Thus the UN Human Rights Council passed the issue over to the African Union, which issued a statement deploring the violence and then passed the issue on to the 16-member regional body — the Economic Community of West African States (ECOWAS). The President of Nigeria, currently holding the rotating chairmanship of ECOWAS, appointed Blaise Compaoré, the President of Burkina Faso, as mediator. Compaoré flew to Conakry for a short visit after which nothing was heard publicly of his efforts. The UN and its human rights secretariat seemed “out of the picture”.
However, the very complexity of the UN system as well as its extraordinary diversity and often apparent lack of coherence is what makes the system flexible enough to function. Teilhard de Chardin used the simple but telling phrase “unity differentiates” in the sense that elements do not lose their separate identity when brought together in biological unity: rather their differences are accentuated. His observation has a similar validity when applied to the systemic behaviour of the members of the UN family.
Under Dag Hammarskjold in a highly innovative period, it was possible to introduce effective and quite far-reaching changes that cleared the decks for new bodies that were then created and which for the most part have retained their original vision and vigour. He saw his role as Secretary-General as a purposive one, identifying and pursuing the long-term interests of the world community. His authority was derived from the Charter. He acknowledged that this could very readily result in a run-in with the short-term interests of individual members but that there could also be times of cooperation with individual States which would advance the rule of law and justice.
This cooperation between an individual State and the Secretary General is what brought the United Nations to center stage in the case of the Guinea slaughter. Bernard Kouchner, the French Foreign Minister, has a long-standing interest in Africa dating from his medical work with the Red Cross during the Nigeria-Biafra war. He reacted to the 28 September attacks on the protesters in Conakry and urged the UN Secretary-General Ban Ki-moon to create a fact-finding group. Earlier, Ban Ki-moon had created a fact-finding group to look into the situation in the eastern provinces of the Democratic Republic of Congo where there is a large UN peace-keeping force.
Ban Ki-moon, with a much “lower profile” than that of Dag Hammarskjold, has been innovating with UN fact-finding missions. There is a growing understanding of the need for fact-finding. Already at the end of 1991, the UN General Assembly passed a resolution (A/RES/46/59) on the policy of fact-finding which it defines as “any activity directed at a detailed knowledge of the relevant facts of any dispute or situation which the competent United Nations bodies need to efficiently carry out their work in international peace-keeping and security… The Secretary-General should make full use of the information-gathering capabilities of the Secretariat and keep under review the improvement of these capabilities.”
The impact of the Report on the Fact-Finding Mission of the Conflict in Gaza led by Justice Richard Goldstone with three other experienced members is an indication of the new importance within the UN of fact-finding. In the case of Guinea, there was less emphasis on the personality of the three fact-finders and fortunately more on the content of the report which was obtained by the French newspaper Le Monde and then by the press agency Reuters.

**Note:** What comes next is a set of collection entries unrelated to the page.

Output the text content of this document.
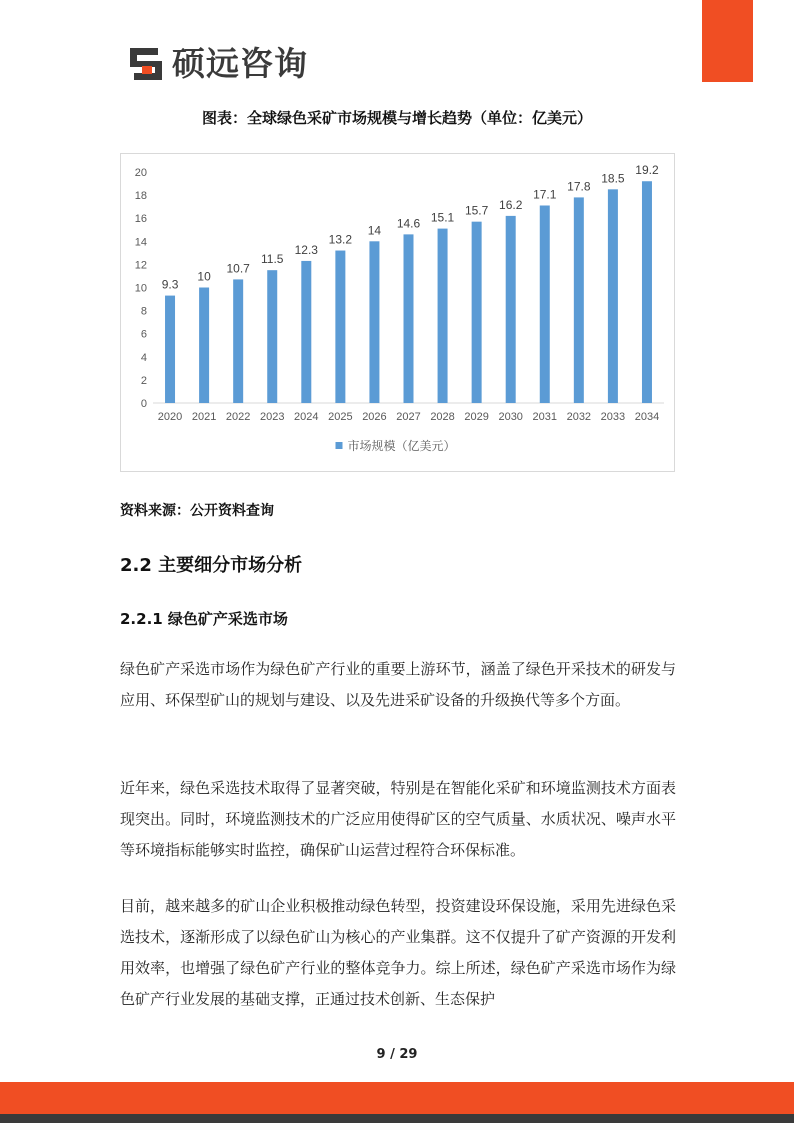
硕远咨询
图表：全球绿色采矿市场规模与增长趋势（单位：亿美元）
0
2
4
6
8
10
12
14
16
18
20
9.3
2020
10
2021
10.7
2022
11.5
2023
12.3
2024
13.2
2025
14
2026
14.6
2027
15.1
2028
15.7
2029
16.2
2030
17.1
2031
17.8
2032
18.5
2033
19.2
2034
市场规模（亿美元）
资料来源：公开资料查询
2.2 主要细分市场分析
2.2.1 绿色矿产采选市场

绿色矿产采选市场作为绿色矿产行业的重要上游环节，涵盖了绿色开采技术的研发与应用、环保型矿山的规划与建设、以及先进采矿设备的升级换代等多个方面。

近年来，绿色采选技术取得了显著突破，特别是在智能化采矿和环境监测技术方面表现突出。同时，环境监测技术的广泛应用使得矿区的空气质量、水质状况、噪声水平等环境指标能够实时监控，确保矿山运营过程符合环保标准。

目前，越来越多的矿山企业积极推动绿色转型，投资建设环保设施，采用先进绿色采选技术，逐渐形成了以绿色矿山为核心的产业集群。这不仅提升了矿产资源的开发利用效率，也增强了绿色矿产行业的整体竞争力。综上所述，绿色矿产采选市场作为绿色矿产行业发展的基础支撑，正通过技术创新、生态保护

9 / 29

The UN fact-finders interviewed over 600 persons who confirmed what had already been published by non-governmental human rights organizations. The UN report stressed that the killings and rapes were “systematic” and “organized”. The report said that the protesters had been fired on without warning, stabbed, bayoneted or beaten to death by the elite army unit using boards with nails driven through them. The fact-finders cited 156 known victims but said that the actual number was “very probably higher.” At least 109 women were subjected to rape, and some were held in army camps and officers’ houses where they were repeatedly raped.
All the facts contradicted the government’s claim that the shootings were unplanned and due to military indiscipline. The report said that the use of deadly weapons fired without warning at unarmed civilians and the fact that security forces had fired at vital body parts showed a “premeditated intention to cause a maximum of victims.”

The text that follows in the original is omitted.